Giovanni’s expression didn’t change, but darkness flickered in his eyes. “In three days, the ceremony will take place. We must craft our plan carefully.”

“I want to be part of those meetings.” Luca’s dark gaze swung between us. “You’re not keeping me in the dark anymore. Either of you.”

Giovanni smiled faintly. “Fair enough.” He cradled the brandy glass. “The family business rests on your shoulders now, Luca.” He took a long sip. “Both of you have opportunities in front of you. What you do with them will decide whether your sire died for nothing.”

Suddenly, the weight of the night pressed down on me—the ceremony, the Basin, Marcello’s sad eyes, Gabriel’s hot and cold act, Giovanni’s smooth bartering away of my future.
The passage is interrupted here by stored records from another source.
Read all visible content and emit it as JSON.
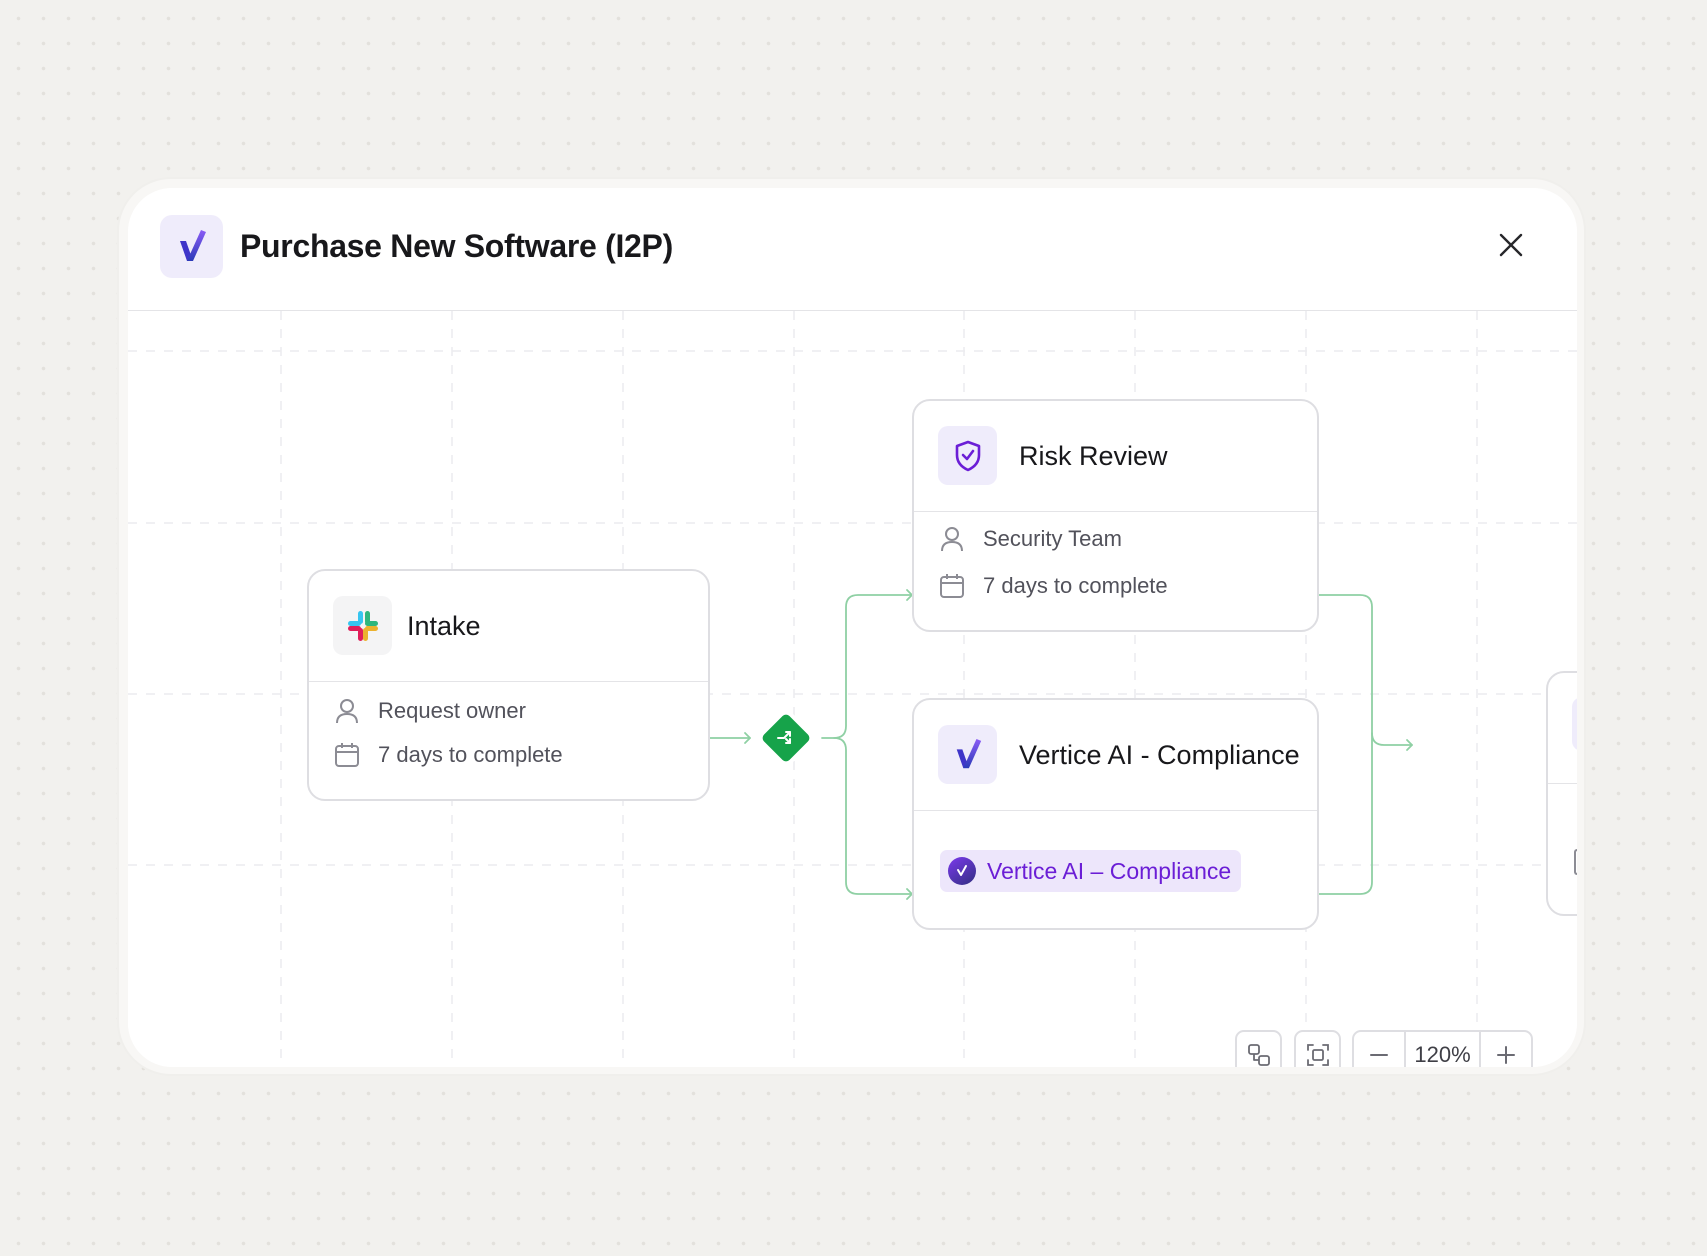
{
  "modal": {
    "title": "Purchase New Software (I2P)",
    "logo_icon": "vertice-logo-icon",
    "close_icon": "close-icon"
  },
  "workflow": {
    "intake": {
      "title": "Intake",
      "icon": "slack-icon",
      "assignee": "Request owner",
      "duration": "7 days to complete"
    },
    "gateway": {
      "icon": "branch-icon",
      "color": "#16a34a"
    },
    "risk_review": {
      "title": "Risk Review",
      "icon": "shield-check-icon",
      "assignee": "Security Team",
      "duration": "7 days to complete"
    },
    "ai_compliance": {
      "title": "Vertice AI - Compliance",
      "icon": "vertice-logo-icon",
      "badge": "Vertice AI – Compliance"
    },
    "edge_color": "#8fd0a4"
  },
  "toolbar": {
    "layout_icon": "auto-layout-icon",
    "fit_icon": "fit-view-icon",
    "zoom_out_icon": "minus-icon",
    "zoom_level": "120%",
    "zoom_in_icon": "plus-icon"
  },
  "colors": {
    "accent_purple": "#6b1ed6",
    "accent_purple_bg": "#ede6fb",
    "gateway_green": "#16a34a"
  }
}
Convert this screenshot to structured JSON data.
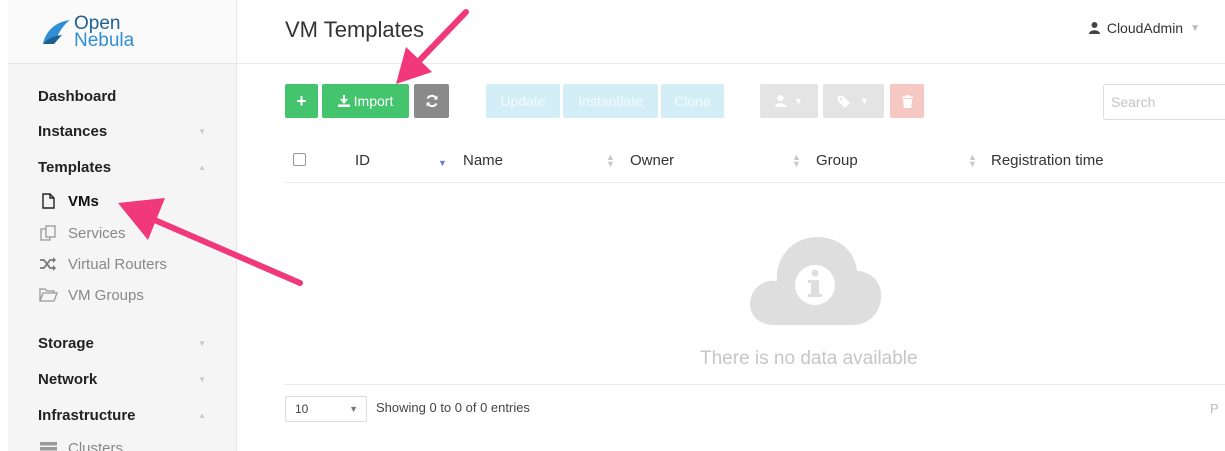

But the opening he offered gleamed like a poisoned chalice.

Drink deeply and live long enough to strike.

Refuse and die a martyr, leaving my brother to pay the price of my sins.

I thought of my father’s hands, steadily tracing ancient trade routes on maps, showing me how life used to be. We work with what we are given, stella, he’d told me once when a storm had destroyed one of our fleets. We bend, or we break. But we never stop moving.

“This isn’t what father would have wanted,” I offered softly.

“No,” Giovanni agreed. “Enzo trained you to take over the business, not fight a war.” He gestured around the study.

“But he’s not here now, is he?” He drained the last of his brandy and set the glass down with a soft clink, right where it would leave a ring on the desk, and I hated him for that, too.

“We’ll talk in the morning.” Then he was gone, my brother and I silent until his footsteps faded down the hall. Luca sank back into his chair, elbows on his knees, head in his hands. For a long moment, neither of us spoke.

Ember, he sent finally. Tell me you’re not going to do this.

“I have to.” My mouth was dry because for the first time all night, the truth tasted worse than any lie.